Sul punto la sentenza in commento aderisce alla tesi prevalente, che nega l’esperibilità della divisione e quindi impedisce la collazione in assenza di un relictum ereditario.

Ferme le differenze tra collazione e riduzione sotto il profilo soggettivo che procedimentale, restano alcuni punti dogmatici da approfondire nel caso di specie:

  • se anche la collazione sia uno strumento di tutela del legittimario;
  • se le due azioni possano coesistere o se, al contrario, la proposizione dell’una (la collazione in sede di azione di divisione) escluda l’interesse ad agire per l’altra (la riduzione).

La recente Cassazione, 29 ottobre 2015, n. 22097,  ha affermato che il legittimario può esercitare l’azione di riduzione verso il coerede donatario anche in sede di divisione ereditaria, atteso che gli effetti della divisione – nonostante il meccanismo della collazione – non assorbono gli effetti della riduzione.

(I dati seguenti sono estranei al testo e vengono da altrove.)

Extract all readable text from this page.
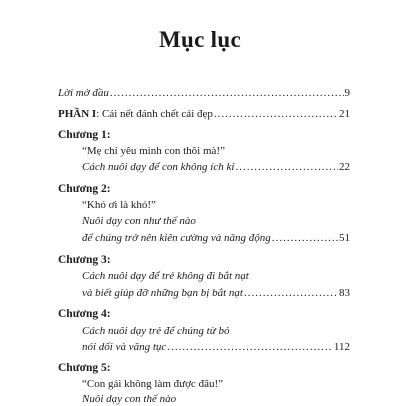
Mục lục
Lời mở đầu .....	9
PHẦN I: Cái nết đánh chết cái đẹp .....	21
Chương 1:
“Mẹ chỉ yêu mình con thôi mà!”
Cách nuôi dạy để con không ích kỉ .....	22
Chương 2:
“Khó ơi là khó!”
Nuôi dạy con như thế nào
để chúng trở nên kiên cường và năng động .....	51
Chương 3:
Cách nuôi dạy để trẻ không đi bắt nạt
và biết giúp đỡ những bạn bị bắt nạt .....	83
Chương 4:
Cách nuôi dạy trẻ để chúng từ bỏ
nói dối và văng tục .....	112
Chương 5:
“Con gái không làm được đâu!”
Nuôi dạy con thế nào
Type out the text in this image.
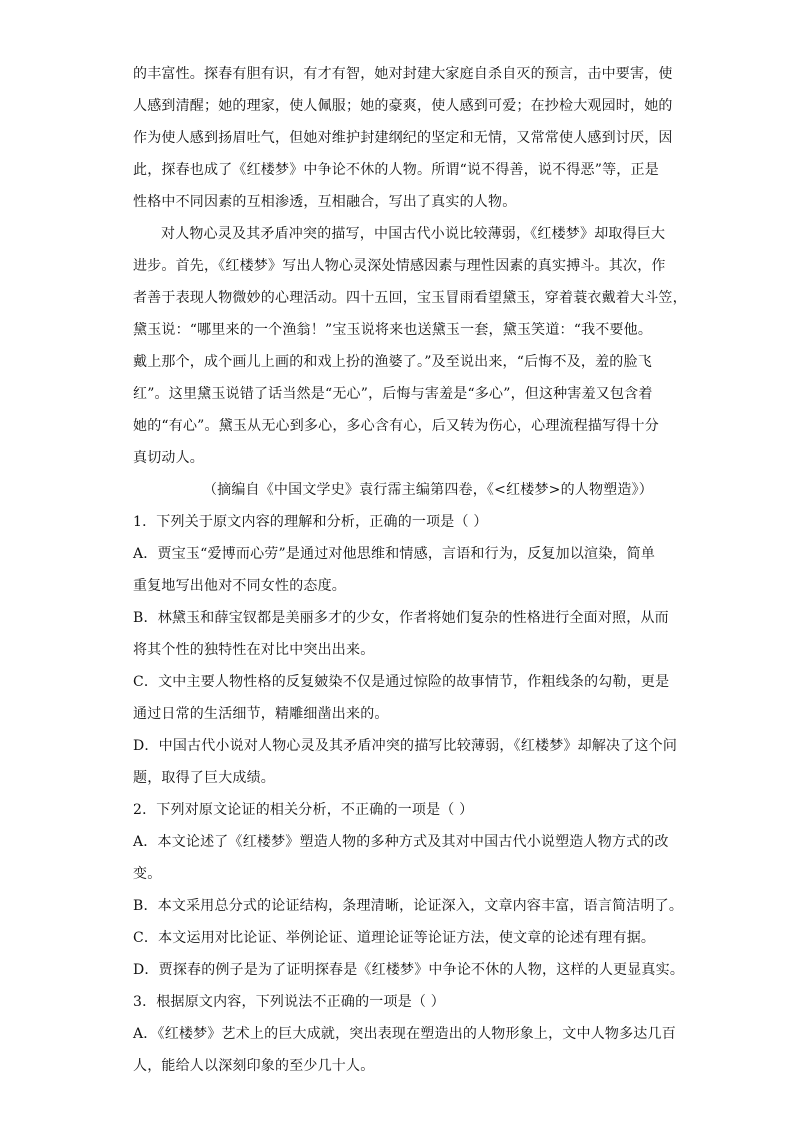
的丰富性。探春有胆有识，有才有智，她对封建大家庭自杀自灭的预言，击中要害，使
人感到清醒；她的理家，使人佩服；她的豪爽，使人感到可爱；在抄检大观园时，她的
作为使人感到扬眉吐气，但她对维护封建纲纪的坚定和无情，又常常使人感到讨厌，因
此，探春也成了《红楼梦》中争论不休的人物。所谓“说不得善，说不得恶”等，正是
性格中不同因素的互相渗透，互相融合，写出了真实的人物。
对人物心灵及其矛盾冲突的描写，中国古代小说比较薄弱，《红楼梦》却取得巨大
进步。首先，《红楼梦》写出人物心灵深处情感因素与理性因素的真实搏斗。其次，作
者善于表现人物微妙的心理活动。四十五回，宝玉冒雨看望黛玉，穿着蓑衣戴着大斗笠，
黛玉说：“哪里来的一个渔翁！”宝玉说将来也送黛玉一套，黛玉笑道：“我不要他。
戴上那个，成个画儿上画的和戏上扮的渔婆了。”及至说出来，“后悔不及，羞的脸飞
红”。这里黛玉说错了话当然是“无心”，后悔与害羞是“多心”，但这种害羞又包含着
她的“有心”。黛玉从无心到多心，多心含有心，后又转为伤心，心理流程描写得十分
真切动人。
（摘编自《中国文学史》袁行霈主编第四卷，《<红楼梦>的人物塑造》）
1．下列关于原文内容的理解和分析，正确的一项是（ ）
A．贾宝玉“爱博而心劳”是通过对他思维和情感，言语和行为，反复加以渲染，简单
重复地写出他对不同女性的态度。
B．林黛玉和薛宝钗都是美丽多才的少女，作者将她们复杂的性格进行全面对照，从而
将其个性的独特性在对比中突出出来。
C．文中主要人物性格的反复皴染不仅是通过惊险的故事情节，作粗线条的勾勒，更是
通过日常的生活细节，精雕细凿出来的。
D．中国古代小说对人物心灵及其矛盾冲突的描写比较薄弱，《红楼梦》却解决了这个问
题，取得了巨大成绩。
2．下列对原文论证的相关分析，不正确的一项是（ ）
A．本文论述了《红楼梦》塑造人物的多种方式及其对中国古代小说塑造人物方式的改
变。
B．本文采用总分式的论证结构，条理清晰，论证深入，文章内容丰富，语言简洁明了。
C．本文运用对比论证、举例论证、道理论证等论证方法，使文章的论述有理有据。
D．贾探春的例子是为了证明探春是《红楼梦》中争论不休的人物，这样的人更显真实。
3．根据原文内容，下列说法不正确的一项是（ ）
A．《红楼梦》艺术上的巨大成就，突出表现在塑造出的人物形象上，文中人物多达几百
人，能给人以深刻印象的至少几十人。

Pare dunque di poter riassumere che, secondo la giurisprudenza:

  • la domanda di divisione è diretta allo scioglimento della comunione ereditaria; nessun erede deduce di aver subito una lesione della quota di riserva; il petitum consiste nel conseguimento della quota ereditaria, la causa petendi è data dalla qualità di coerede legittimo o testamentario;
  • l’azione di riduzione si deve proporre nel caso in cui le disposizioni testamentarie o le donazioni fatte siano eccedenti la quota disponibile; lo scopo dell’azione è quello di determinare l’ammontare della quota di eredità spettante al legittimario; il petitum consiste nel conseguimento della quota di riserva, previa determinazione del suo ammontare; la causa petendi è data, oltre che dalla qualità di erede legittimario, anche dalla asserita lesione della quota di riserva.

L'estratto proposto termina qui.